Only after I’d paused did one of the girls ask politely if I’d like some. “I don’t drink sweet things,” I said, but not wanting to disappoint them, “I’ll donate the 25 cents.” I dropped a quarter into their jar. As I turned to walk away, a wee lad of three or four piped up, “I like your blue eyes!”

He was looking at my green sunglasses: green lenses, green frames. I didn’t seize the opportunity to explain that statistically boys are more likely to be color-blind than girls; I did, however, proceed to argue with him about the nature of reality.

“My eyes aren’t blue!” I exclaimed, pushing up my glasses for him to see. “They’re green and brown!
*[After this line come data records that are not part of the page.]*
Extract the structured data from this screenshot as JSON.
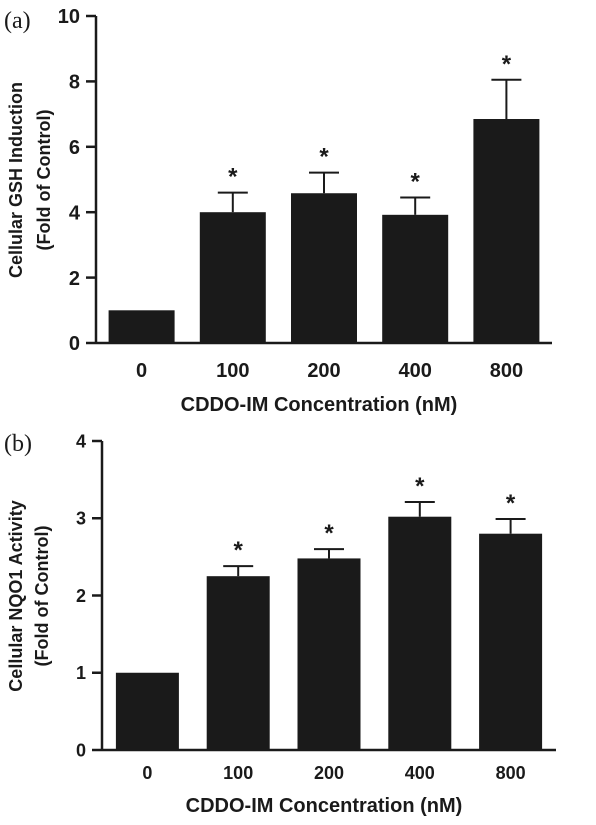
{
  "colors": {
    "bar": "#1a1a1a",
    "axis": "#1a1a1a",
    "background": "#ffffff"
  },
  "chart_data": [
    {
      "type": "bar",
      "panel_label": "(a)",
      "categories": [
        "0",
        "100",
        "200",
        "400",
        "800"
      ],
      "values": [
        1.0,
        4.0,
        4.58,
        3.92,
        6.85
      ],
      "error_upper": [
        0,
        0.6,
        0.63,
        0.53,
        1.2
      ],
      "significance": [
        "",
        "*",
        "*",
        "*",
        "*"
      ],
      "xlabel": "CDDO-IM Concentration (nM)",
      "ylabel": [
        "Cellular GSH Induction",
        "(Fold of Control)"
      ],
      "ylim": [
        0,
        10
      ],
      "yticks": [
        0,
        2,
        4,
        6,
        8,
        10
      ],
      "grid": false,
      "legend": "none"
    },
    {
      "type": "bar",
      "panel_label": "(b)",
      "categories": [
        "0",
        "100",
        "200",
        "400",
        "800"
      ],
      "values": [
        1.0,
        2.25,
        2.48,
        3.02,
        2.8
      ],
      "error_upper": [
        0,
        0.13,
        0.12,
        0.19,
        0.19
      ],
      "significance": [
        "",
        "*",
        "*",
        "*",
        "*"
      ],
      "xlabel": "CDDO-IM Concentration (nM)",
      "ylabel": [
        "Cellular NQO1 Activity",
        "(Fold of Control)"
      ],
      "ylim": [
        0,
        4
      ],
      "yticks": [
        0,
        1,
        2,
        3,
        4
      ],
      "grid": false,
      "legend": "none"
    }
  ]
}
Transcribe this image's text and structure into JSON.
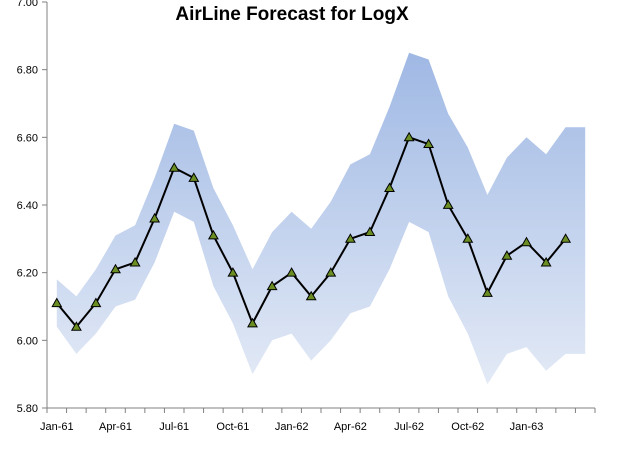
{
  "chart_data": {
    "type": "line",
    "title": "AirLine Forecast for LogX",
    "xlabel": "",
    "ylabel": "",
    "ylim": [
      5.8,
      7.0
    ],
    "yticks": [
      "5.80",
      "6.00",
      "6.20",
      "6.40",
      "6.60",
      "6.80",
      "7.00"
    ],
    "x_tick_labels": [
      "Jan-61",
      "Apr-61",
      "Jul-61",
      "Oct-61",
      "Jan-62",
      "Apr-62",
      "Jul-62",
      "Oct-62",
      "Jan-63"
    ],
    "x_tick_every": 3,
    "x": [
      "Jan-61",
      "Feb-61",
      "Mar-61",
      "Apr-61",
      "May-61",
      "Jun-61",
      "Jul-61",
      "Aug-61",
      "Sep-61",
      "Oct-61",
      "Nov-61",
      "Dec-61",
      "Jan-62",
      "Feb-62",
      "Mar-62",
      "Apr-62",
      "May-62",
      "Jun-62",
      "Jul-62",
      "Aug-62",
      "Sep-62",
      "Oct-62",
      "Nov-62",
      "Dec-62",
      "Jan-63",
      "Feb-63",
      "Mar-63",
      "Apr-63"
    ],
    "series": [
      {
        "values": [
          6.11,
          6.04,
          6.11,
          6.21,
          6.23,
          6.36,
          6.51,
          6.48,
          6.31,
          6.2,
          6.05,
          6.16,
          6.2,
          6.13,
          6.2,
          6.3,
          6.32,
          6.45,
          6.6,
          6.58,
          6.4,
          6.3,
          6.14,
          6.25,
          6.29,
          6.23,
          6.3,
          null
        ]
      }
    ],
    "band_upper": [
      6.18,
      6.13,
      6.21,
      6.31,
      6.34,
      6.48,
      6.64,
      6.62,
      6.45,
      6.34,
      6.21,
      6.32,
      6.38,
      6.33,
      6.41,
      6.52,
      6.55,
      6.69,
      6.85,
      6.83,
      6.67,
      6.57,
      6.43,
      6.54,
      6.6,
      6.55,
      6.63,
      6.63
    ],
    "band_lower": [
      6.04,
      5.96,
      6.02,
      6.1,
      6.12,
      6.23,
      6.38,
      6.35,
      6.16,
      6.05,
      5.9,
      6.0,
      6.02,
      5.94,
      6.0,
      6.08,
      6.1,
      6.21,
      6.35,
      6.32,
      6.13,
      6.02,
      5.87,
      5.96,
      5.98,
      5.91,
      5.96,
      5.96
    ],
    "colors": {
      "line": "#000000",
      "marker_fill": "#6b8e23",
      "band_top": "#9fb8e4",
      "band_bottom": "#e3eaf6",
      "axis": "#808080"
    },
    "grid": false,
    "legend": "none"
  }
}
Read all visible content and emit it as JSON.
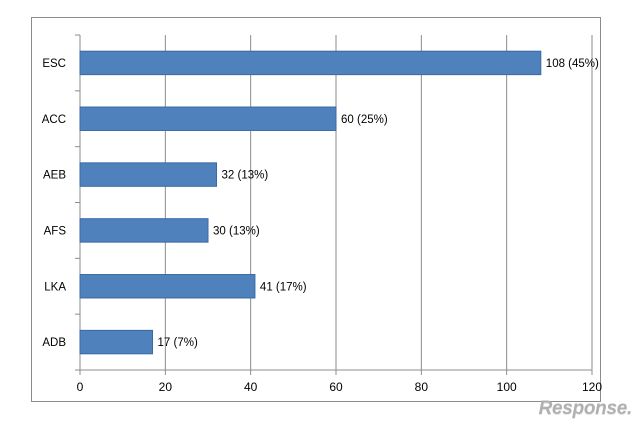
{
  "chart_data": {
    "type": "bar",
    "orientation": "horizontal",
    "categories": [
      "ESC",
      "ACC",
      "AEB",
      "AFS",
      "LKA",
      "ADB"
    ],
    "values": [
      108,
      60,
      32,
      30,
      41,
      17
    ],
    "data_labels": [
      "108 (45%)",
      "60 (25%)",
      "32 (13%)",
      "30 (13%)",
      "41 (17%)",
      "17 (7%)"
    ],
    "xlim": [
      0,
      120
    ],
    "x_ticks": [
      0,
      20,
      40,
      60,
      80,
      100,
      120
    ],
    "grid": "vertical",
    "legend": "none",
    "bar_color": "#4f81bd",
    "title": "",
    "xlabel": "",
    "ylabel": ""
  },
  "watermark": {
    "text": "Response."
  }
}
I like your blue eyes, though!” “My eyes aren’t blue!” he retorted winningly, all evidence to the contrary.

Did a satisfying conclusion exist for this friendly dispute? Standing there with four kids looking at me, I realized that I had betrayed the principles of mindfulness as espoused by Susan Kaiser Greenland. In her book The Mindful Child, she suggests a classroom exercise in which children take turns pairing off to tell each other how their eyes look, as opposed to what color they are, in acknowledgment both of individual perception and of the possibility of change. If I’d had my wits about me, I could have asked the boy, “Oh, do my eyes look blue to you?” and had an exchange that didn’t negate his very dear opening remark. Facts may (or may not) be facts, but regardless, they don’t necessarily need to come first.

“Possibility” has been a key component in the work of Dr. Ellen Langer, which I was excited to discover early this summer; her books represent decades of inspired and inspiring research. In The Power of Mindful Learning, she describes experiments in which material to be learned is presented conditionally—in essence, “This is one way it could be” vs. the more common “This is how it is”—with positive results.
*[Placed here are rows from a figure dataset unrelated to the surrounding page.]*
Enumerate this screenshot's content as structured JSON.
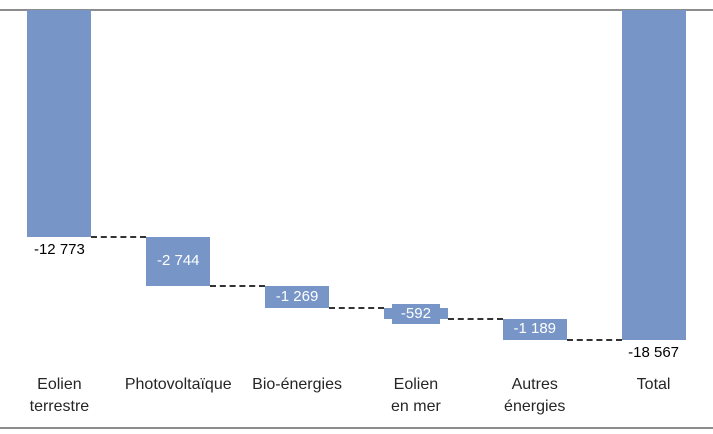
{
  "chart_data": {
    "type": "waterfall",
    "title": "",
    "categories": [
      "Eolien terrestre",
      "Photovoltaïque",
      "Bio-énergies",
      "Eolien en mer",
      "Autres énergies",
      "Total"
    ],
    "category_lines": [
      [
        "Eolien",
        "terrestre"
      ],
      [
        "Photovoltaïque"
      ],
      [
        "Bio-énergies"
      ],
      [
        "Eolien",
        "en mer"
      ],
      [
        "Autres",
        "énergies"
      ],
      [
        "Total"
      ]
    ],
    "values": [
      -12773,
      -2744,
      -1269,
      -592,
      -1189,
      -18567
    ],
    "labels": [
      "-12 773",
      "-2 744",
      "-1 269",
      "-592",
      "-1 189",
      "-18 567"
    ],
    "label_position": [
      "outside",
      "inside",
      "inside",
      "inside",
      "inside",
      "outside"
    ],
    "is_total": [
      false,
      false,
      false,
      false,
      false,
      true
    ],
    "bar_color": "#7796c7",
    "inside_label_color": "#ffffff",
    "outside_label_color": "#000000",
    "connector_style": "dashed",
    "axis_range": [
      -18567,
      0
    ],
    "gridlines": false,
    "legend": "none",
    "xlabel": "",
    "ylabel": ""
  }
}
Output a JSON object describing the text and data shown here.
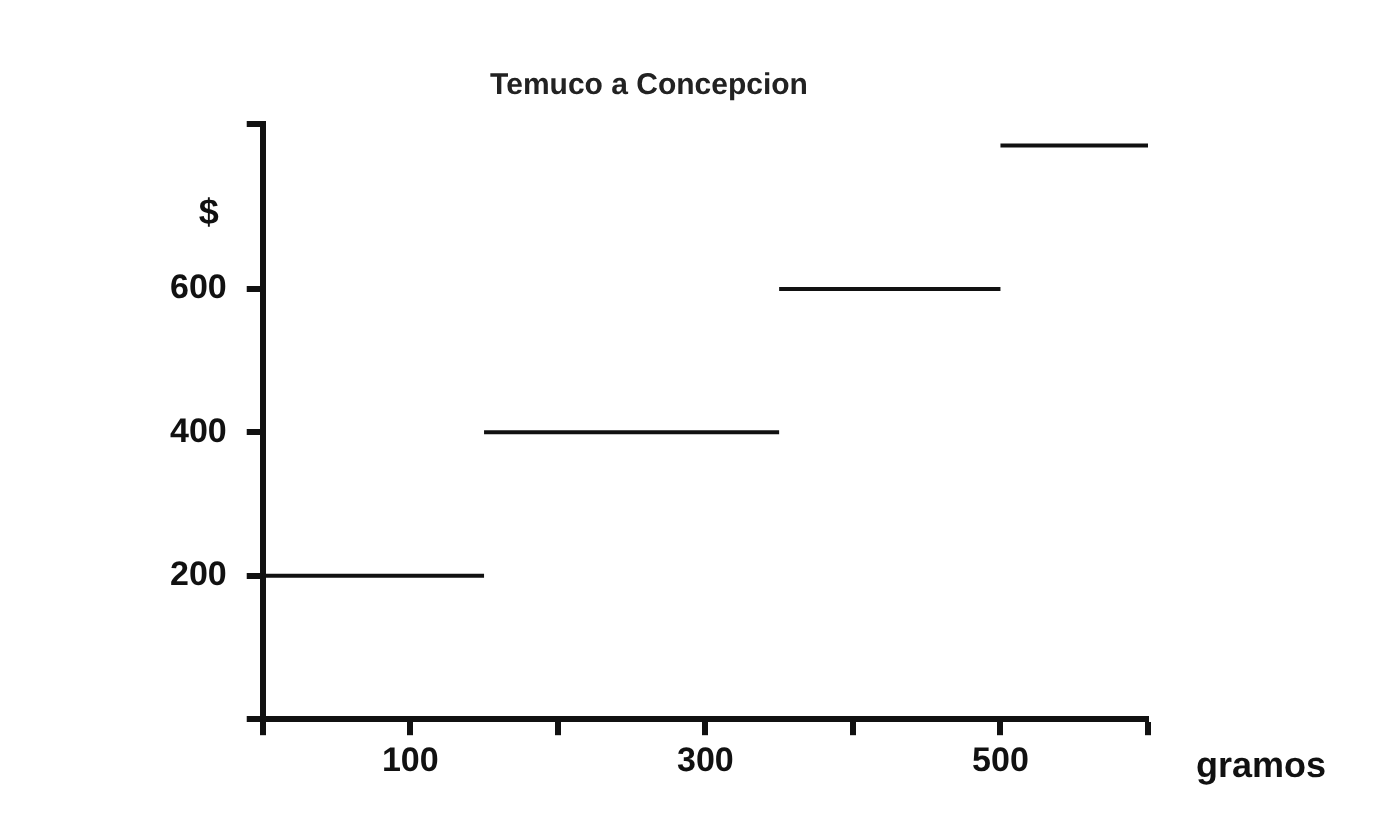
{
  "chart_data": {
    "type": "line",
    "title": "Temuco a Concepcion",
    "xlabel": "gramos",
    "ylabel": "$",
    "series": [
      {
        "color": "#111111",
        "x": [
          0,
          150
        ],
        "values": [
          200,
          200
        ]
      },
      {
        "color": "#111111",
        "x": [
          150,
          350
        ],
        "values": [
          400,
          400
        ]
      },
      {
        "color": "#111111",
        "x": [
          350,
          500
        ],
        "values": [
          600,
          600
        ]
      },
      {
        "color": "#111111",
        "x": [
          500,
          600
        ],
        "values": [
          800,
          800
        ]
      }
    ],
    "xlim": [
      0,
      600
    ],
    "xticks": [
      {
        "value": 0,
        "label": null
      },
      100,
      {
        "value": 200,
        "label": null
      },
      300,
      {
        "value": 400,
        "label": null
      },
      500,
      {
        "value": 600,
        "label": null
      }
    ],
    "ylim": [
      0,
      830
    ],
    "yticks": [
      {
        "value": 0,
        "label": null
      },
      200,
      400,
      600,
      {
        "value": 830,
        "label": null
      }
    ],
    "grid": false,
    "legend": false,
    "marker": "none",
    "line_style": "solid"
  }
}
In one study, free piano lessons were offered to participants randomly assigned to one of two groups. One group was asked to memorize through repetition, as is typical, while members of the second group were encouraged to vary their style as much as possible while doing preliminary fingering exercises, and to pay attention to the influence of thoughts, sensations, and feelings. Each group was given the same specific lesson, and the piano playing was taped and rated by two experienced observers (presumably not privy to the grouping, although that’s not explicitly stated in the summary). The mindful players were seen as demonstrating greater competence and creativity—and also enjoyed the activity more.

In the first chapter alone, a number of other examples echo that theme: that more exceptional performances, as well as greater satisfaction, arise from the invitation to engage mindfully, which Dr. Langer describes in slightly different terms than the definition popularized by Jon Kabat Zinn. She identifies three traits of mindful learning as “the continuous creation of new categories; openness to new information; and an implicit awareness of more than one perspective.”
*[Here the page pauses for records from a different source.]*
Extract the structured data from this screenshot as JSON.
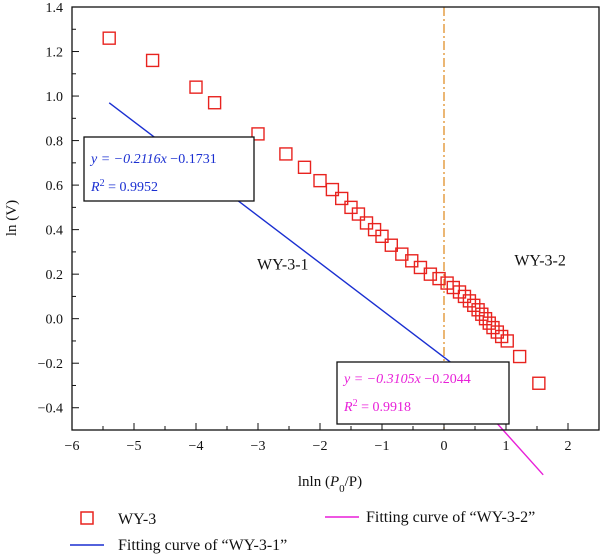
{
  "chart_data": {
    "type": "scatter",
    "xlabel_prefix": "lnln (",
    "xlabel_var": "P",
    "xlabel_sub": "0",
    "xlabel_suffix": "/P)",
    "ylabel": "ln (V)",
    "xlim": [
      -6,
      2.5
    ],
    "ylim": [
      -0.5,
      1.4
    ],
    "x_ticks": [
      -6,
      -5,
      -4,
      -3,
      -2,
      -1,
      0,
      1,
      2
    ],
    "x_tick_labels": [
      "−6",
      "−5",
      "−4",
      "−3",
      "−2",
      "−1",
      "0",
      "1",
      "2"
    ],
    "y_ticks": [
      -0.4,
      -0.2,
      0.0,
      0.2,
      0.4,
      0.6,
      0.8,
      1.0,
      1.2,
      1.4
    ],
    "y_tick_labels": [
      "−0.4",
      "−0.2",
      "0.0",
      "0.2",
      "0.4",
      "0.6",
      "0.8",
      "1.0",
      "1.2",
      "1.4"
    ],
    "grid": false,
    "series": [
      {
        "name": "WY-3",
        "kind": "scatter",
        "color": "#e8231f",
        "marker": "open-square",
        "x": [
          -5.4,
          -4.7,
          -4.0,
          -3.7,
          -3.0,
          -2.55,
          -2.25,
          -2.0,
          -1.8,
          -1.65,
          -1.5,
          -1.38,
          -1.25,
          -1.12,
          -1.0,
          -0.85,
          -0.68,
          -0.52,
          -0.38,
          -0.22,
          -0.08,
          0.05,
          0.15,
          0.25,
          0.33,
          0.41,
          0.48,
          0.55,
          0.61,
          0.67,
          0.73,
          0.79,
          0.86,
          0.93,
          1.02,
          1.22,
          1.53
        ],
        "y": [
          1.26,
          1.16,
          1.04,
          0.97,
          0.83,
          0.74,
          0.68,
          0.62,
          0.58,
          0.54,
          0.5,
          0.47,
          0.43,
          0.4,
          0.37,
          0.33,
          0.29,
          0.26,
          0.23,
          0.2,
          0.18,
          0.16,
          0.14,
          0.12,
          0.1,
          0.08,
          0.06,
          0.04,
          0.02,
          0.0,
          -0.02,
          -0.04,
          -0.06,
          -0.08,
          -0.1,
          -0.17,
          -0.29
        ]
      },
      {
        "name": "Fitting curve of “WY-3-1”",
        "kind": "line",
        "color": "#1a2fd1",
        "slope": -0.2116,
        "intercept": -0.1731,
        "x": [
          -5.4,
          0.15
        ]
      },
      {
        "name": "Fitting curve of “WY-3-2”",
        "kind": "line",
        "color": "#e81fd8",
        "slope": -0.3105,
        "intercept": -0.2044,
        "x": [
          0.15,
          1.6
        ]
      }
    ],
    "vline": {
      "x": 0,
      "color": "#e0902a",
      "style": "dash-dot"
    },
    "region_labels": [
      {
        "text": "WY-3-1",
        "x": -2.6,
        "y": 0.22
      },
      {
        "text": "WY-3-2",
        "x": 1.55,
        "y": 0.24
      }
    ],
    "annotations": [
      {
        "color": "#1a2fd1",
        "eq_prefix": "y = −0.2116",
        "eq_var": "x",
        "eq_suffix": " −0.1731",
        "r2_prefix": "R",
        "r2_sup": "2",
        "r2_value": " = 0.9952"
      },
      {
        "color": "#e81fd8",
        "eq_prefix": "y = −0.3105",
        "eq_var": "x",
        "eq_suffix": " −0.2044",
        "r2_prefix": "R",
        "r2_sup": "2",
        "r2_value": " = 0.9918"
      }
    ],
    "legend_placement": "bottom"
  }
}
Having recently begun The Power of Mindful Learning at the time of my walk, its insights flashed through my mind as I was ruing my poor conversational choices, and I realized I could at least plant a different seed of possibility, before moving on. “Now you can decide,” I said, “whether you want to just keep that quarter as a bonus, or donate a free cup of lemonade to the next person who walks past.” Maybe they gave some thought to that; maybe it will stay with them.


A seed is, itself, a possibility. A small, good thing.



The Mindful Child (2010) by Susan Kaiser Greenland, from Atria Paperback, New York.

The Power of Mindful Learning (1997) by Ellen J. Langer, from Addison-Wesley Publishing Company, Reading, Massachusetts. Quoted with permission from the author, from p. 4 of this edition.